Mettre en place un GPEC requiert de définir la stratégie de l'entreprise, d'apprécier les compétences disponibles, d'analyser les besoins en ressources humaines et en formation, d'examiner l'évolution des métiers, ou encore de s'adapter à la pyramide des âges. Pour s'organiser, les entreprises peuvent s'appuyer sur des outils collectifs offerts par l'UIC (répertoire des métiers, contrat d'études prospectives, les kits réseau-emploi compétences), et des outils individuels : bilans d'étape professionnels ou de compétences, passeport orientation/formation, tutorat, ou encore validation des acquis de l'expérience. Si l'objectif est bien de sensibiliser les entreprises à leurs besoins et ceux de leurs employés pour mieux se développer, le GPEC a pourtant du mal à convaincre. « Il fait peur », déplore Ithier d'Avout. « Les entreprises craignent que cela introduise une obligation de justifier les créations d'emploi et de réfléchir à l'avenir avec les partenaires sociaux. Les syndicats, eux, confondent le GPEC avec un plan de sauvegarde de l'emploi. Il y a un formidable quiproquo ! ». En réalité, l'accord poursuit un objectif similaire à celui signé avec l'État l'été dernier pour le développement de l'emploi et des compétences des salariés de la chimie (CPH n°475). C'est-à-dire de mieux adapter le secteur aux défis de demain. Si l'importance des besoins de formation est ainsi mieux perçue en aval, ces accords ne permettent pourtant pas d'examiner la situation en amont. L'UIC a donc lancé une étude sur les certifications des branches. L'objectif est d'établir un diagnostic sur les diplômes et les qualifications existantes dans l'enseignement.
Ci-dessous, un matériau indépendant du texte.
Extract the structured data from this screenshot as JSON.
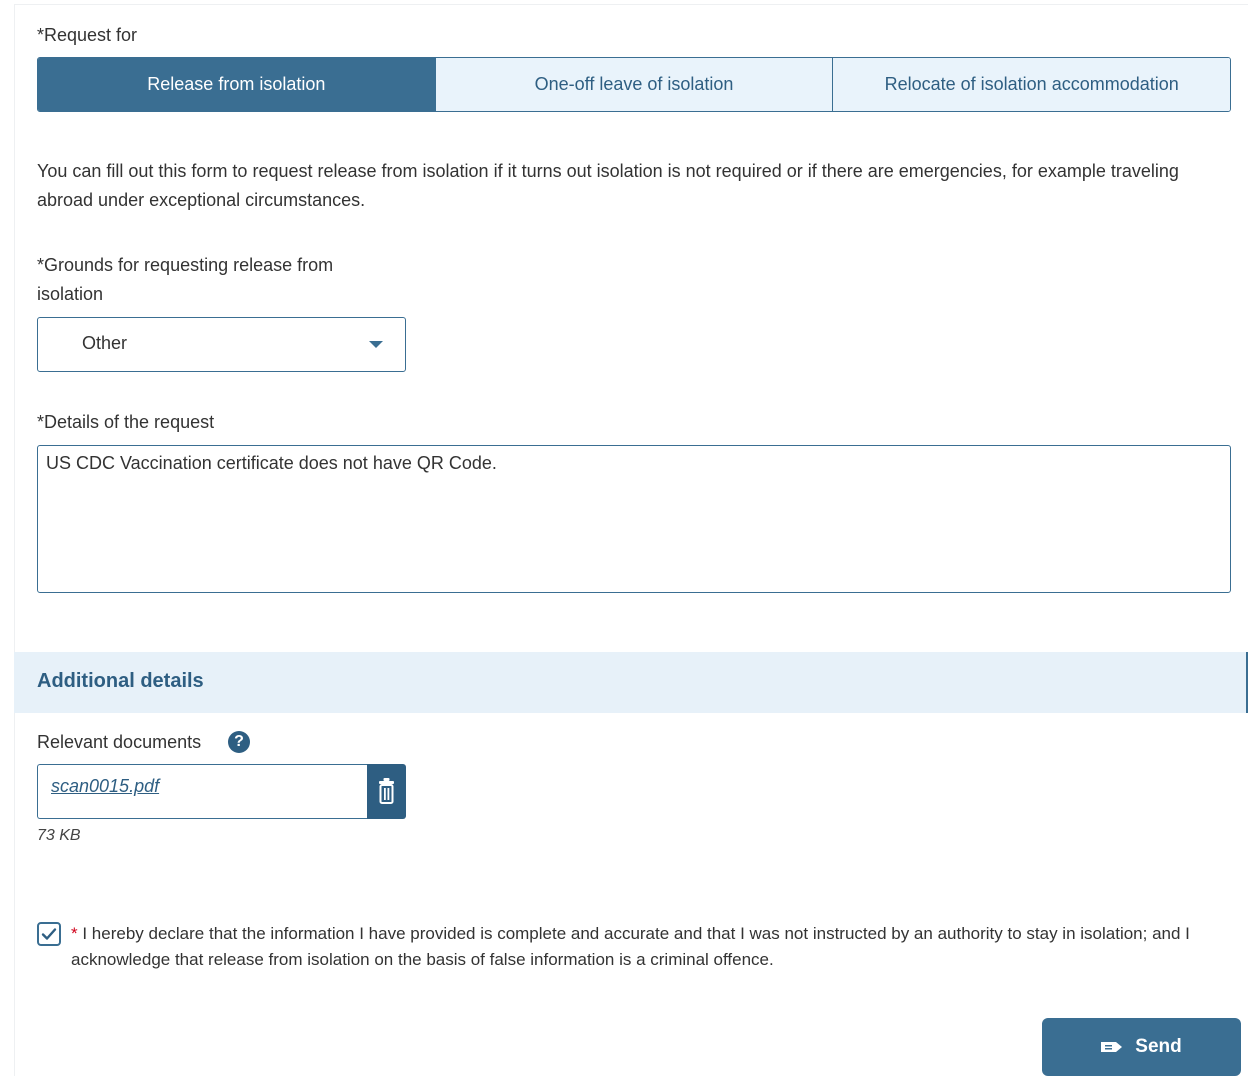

Il s'agit de « s'assurer que les compétences dont ont besoin les entreprises sont bien couvertes en termes de formation initiale », reprend Ithier d'Avout. Selon lui, il y a « probablement des manques à combler ». Face à la concurrence internationale toujours plus féroce, la chimie en France ne peut trouver que des atouts à soigner ses compétences.

 

« Mieux adapter le secteur aux défis de demain »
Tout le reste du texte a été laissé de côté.